After spending a half decade devoting myself to higher education, it’s time to ride off into the scholarly sunset and wave goodbye to the rectangular rides of Allendale.
Five years, I’m told, is a respectful time to spend reading and writing and going to class. While the gracious support of Aunt Sallie Mae appeared well intentioned, it turns out she’d like some of it back on behalf of my Uncle Sam. So much for giving. So much for putting education first.
But I’ve definitely put in some serious miles around the area in my time at the wonderful Grand Valley State University. In years to come, as I slip checks into sour-tasting envelopes licked with a grimace, I’ll remember sitting in classes with legs burning from rides in rectangles. Long, long, flat rides, perpetually in the wind, along corn fields either thriving or shorn or frozen. Out around the metropolis of Marne, through the town of Lamont, with its signs promising eternal damnation to all passers-by, and skirting north of Jenison along Bauer Road.
My favorite route is the one I first discovered the spring I returned to bike racing. Fat as I’d ever been in my life, I dragged my rotund and jiggling self along South Linden heading east. The gentle slope descending into the Grand Valley itself (the landmark has and needs a sign to exist) and a quick right, suddenly you’re off a highway and in the rural fields again. Past a few well-to-do subdivisions and up a gradual bump, the road twists along fields and pumpkin stands and hay bales until it hits Wilson all the way east. In the past few years, I’ve memorized every crack, met every dog, waved at every soccer mom taking the kids to school.
Allendale, like a lot of places, is at its best in the morning.
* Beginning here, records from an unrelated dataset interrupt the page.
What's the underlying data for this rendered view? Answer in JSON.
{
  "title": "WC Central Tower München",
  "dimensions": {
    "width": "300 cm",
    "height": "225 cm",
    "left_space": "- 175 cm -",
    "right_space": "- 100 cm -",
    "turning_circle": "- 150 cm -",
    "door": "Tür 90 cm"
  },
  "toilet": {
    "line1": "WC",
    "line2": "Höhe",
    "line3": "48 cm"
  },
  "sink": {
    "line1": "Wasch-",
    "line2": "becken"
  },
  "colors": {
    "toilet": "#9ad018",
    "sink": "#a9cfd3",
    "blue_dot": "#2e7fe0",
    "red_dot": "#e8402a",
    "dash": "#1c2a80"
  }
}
With the same wind off the same lake as my native Traverse City, that alarming chill is comfortable and exciting. The landscape is so flat that when the sun breaks over the trees everything explodes golden and frosty, even the asphalt and the cars rolling past. It can be grey, and is too often, but in the morning it catches nicely.
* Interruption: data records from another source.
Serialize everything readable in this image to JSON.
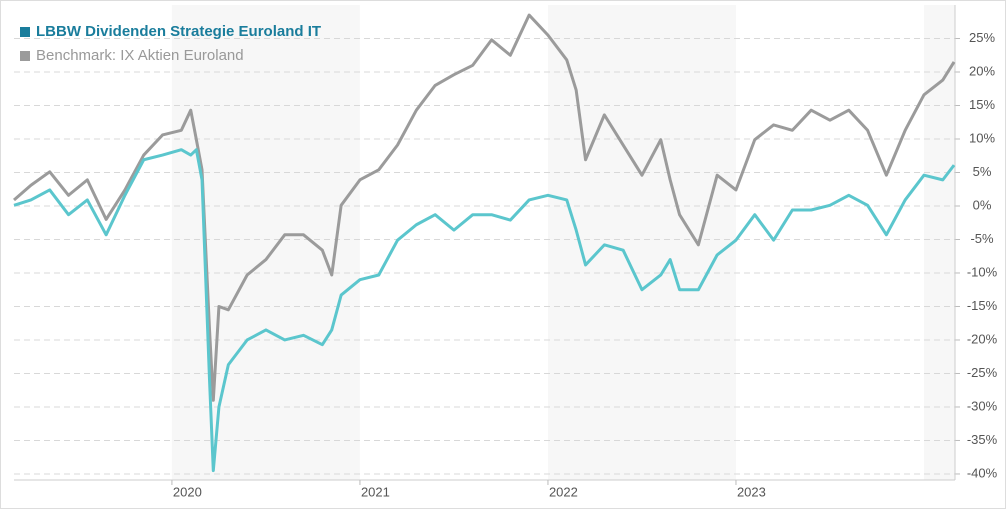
{
  "chart_data": {
    "type": "line",
    "x": [
      2019.16,
      2019.25,
      2019.35,
      2019.45,
      2019.55,
      2019.65,
      2019.75,
      2019.85,
      2019.95,
      2020.05,
      2020.1,
      2020.13,
      2020.16,
      2020.2,
      2020.22,
      2020.25,
      2020.3,
      2020.4,
      2020.5,
      2020.6,
      2020.7,
      2020.8,
      2020.85,
      2020.9,
      2021.0,
      2021.1,
      2021.2,
      2021.3,
      2021.4,
      2021.5,
      2021.6,
      2021.7,
      2021.8,
      2021.9,
      2022.0,
      2022.1,
      2022.15,
      2022.2,
      2022.3,
      2022.4,
      2022.5,
      2022.6,
      2022.65,
      2022.7,
      2022.8,
      2022.9,
      2023.0,
      2023.1,
      2023.2,
      2023.3,
      2023.4,
      2023.5,
      2023.6,
      2023.7,
      2023.8,
      2023.9,
      2024.0,
      2024.1,
      2024.16
    ],
    "series": [
      {
        "name": "LBBW Dividenden Strategie Euroland IT",
        "color": "#5bc6cd",
        "values": [
          0.1,
          0.9,
          2.4,
          -1.3,
          0.9,
          -4.3,
          1.6,
          6.9,
          7.6,
          8.4,
          7.6,
          8.4,
          3.9,
          -26,
          -39.5,
          -30,
          -23.7,
          -20,
          -18.5,
          -20,
          -19.3,
          -20.7,
          -18.5,
          -13.3,
          -11,
          -10.3,
          -5.1,
          -2.8,
          -1.3,
          -3.6,
          -1.3,
          -1.3,
          -2.1,
          0.9,
          1.6,
          0.9,
          -3.6,
          -8.8,
          -5.8,
          -6.6,
          -12.5,
          -10.3,
          -8,
          -12.5,
          -12.5,
          -7.3,
          -5.1,
          -1.3,
          -5.1,
          -0.6,
          -0.6,
          0.1,
          1.6,
          0.1,
          -4.3,
          0.9,
          4.6,
          3.9,
          6.1
        ]
      },
      {
        "name": "Benchmark: IX Aktien Euroland",
        "color": "#9b9b9b",
        "values": [
          0.9,
          3.1,
          5.1,
          1.6,
          3.9,
          -2,
          2.4,
          7.6,
          10.6,
          11.3,
          14.3,
          9.9,
          5.4,
          -18.5,
          -29,
          -15,
          -15.5,
          -10.3,
          -8,
          -4.3,
          -4.3,
          -6.6,
          -10.3,
          0.1,
          3.9,
          5.4,
          9.1,
          14.3,
          18,
          19.6,
          21,
          24.8,
          22.5,
          28.5,
          25.5,
          21.8,
          17.3,
          6.9,
          13.6,
          9.1,
          4.6,
          9.9,
          3.9,
          -1.3,
          -5.8,
          4.6,
          2.4,
          9.9,
          12.1,
          11.3,
          14.3,
          12.8,
          14.3,
          11.3,
          4.6,
          11.3,
          16.6,
          18.8,
          21.5
        ]
      }
    ],
    "xlim": [
      2019.16,
      2024.165
    ],
    "xticks": [
      2020,
      2021,
      2022,
      2023
    ],
    "ylim": [
      -40.9,
      30
    ],
    "yticks": [
      {
        "value": 25,
        "label": "25%"
      },
      {
        "value": 20,
        "label": "20%"
      },
      {
        "value": 15,
        "label": "15%"
      },
      {
        "value": 10,
        "label": "10%"
      },
      {
        "value": 5,
        "label": "5%"
      },
      {
        "value": 0,
        "label": "0%"
      },
      {
        "value": -5,
        "label": "-5%"
      },
      {
        "value": -10,
        "label": "-10%"
      },
      {
        "value": -15,
        "label": "-15%"
      },
      {
        "value": -20,
        "label": "-20%"
      },
      {
        "value": -25,
        "label": "-25%"
      },
      {
        "value": -30,
        "label": "-30%"
      },
      {
        "value": -35,
        "label": "-35%"
      },
      {
        "value": -40,
        "label": "-40%"
      }
    ],
    "grid": true,
    "legend": "top-left"
  }
}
Aside from graduation, the season is going along quite smoothly. My brother Wes and I declined the collegiate season in favor of more training time and to conserve funds for races later in the year. We both relented and took on transfer spots at Barry-Roubaix, finishing poorly but happy with improving on our average speeds from last year, even with a longer course and a slower section through Shaw Road. Cycling is a sport where the result is a terrible measure of the race itself, or even of the experience itself. There are too many variables, too many issues with each pedal stroke to grade the race by a finishing position. We rode as hard as we could, and we could not have done anything differently. The results are the results, and we ride again the next day.
I ventured north for St. Fatty’s and took a solid sixth place. Guys like Ron Sanborn and Steve Andreise and a very tough Ryan Kennedy were the class of the day, and I was happy to keep them in sight even for a few minutes. St. Fatty’s is a great event with exactly the right attitude, though I’d expect nothing less from the incomparable Jason Lowetz. He’s doing things the right way, the best way, the fun way, and I’d politely submit that anyone with a sour attitude about bicycles spend five minutes with Lowetz or Whittaker to cure their bike-dispepsia.
This past weekend, Watford the Station Wagon rambled up to Traverse City, myself tucked at the wheel and with Wes cramming for a final paper in the passenger seat. 150 miles over two days, beautiful scenery and wonderful company was well-worth the gas bill. The Hagerty team meeting went swimmingly and everyone is very excited for the season, especially with our shiny new U-25 team looking extremely impressive. It’s going to be rather grand to see five or six new guys in Hagerty blue this season, some of them making their very first starts ever on a bike. That’s something I’m very proud to have played even some small part of.
On that note, Wes and I were bumped up to CAT 4 just yesterday and we’re both very excited to lend a hand to the other guys already up in 4s. It is going to be a brilliant feeling lining up in 70 or 80 men fields at West Branch and Cherry-Roubaix, and doing it with a mission and a role and guys there to win the race after I’ve done everything I possibly could to get them in with a chance. Cycling is more a team sport than even us amateurs realize sometimes. There are no half-measures or cop-outs. It’s all for one, one for all, or you are wasting your time out there.
I am very excited to get back in the habit of looking calm, cool and collected during the neutral portions of Tuesday Night Worlds, and to see all the Up North riders again. There certainly are a lot of characters up there, and group rides throughout the week are popping up more and more often, which only means more time with great people. There are plans in the works for a few informal bike races, a ride up to Short’s Brewery (100 miles round trip with a sandwich and brew halfway) plus an awful lot of races to boot. Get a kolo t.c., tell your friends, and spread The Word.
See you all up in Traverse City, and enjoy every ride.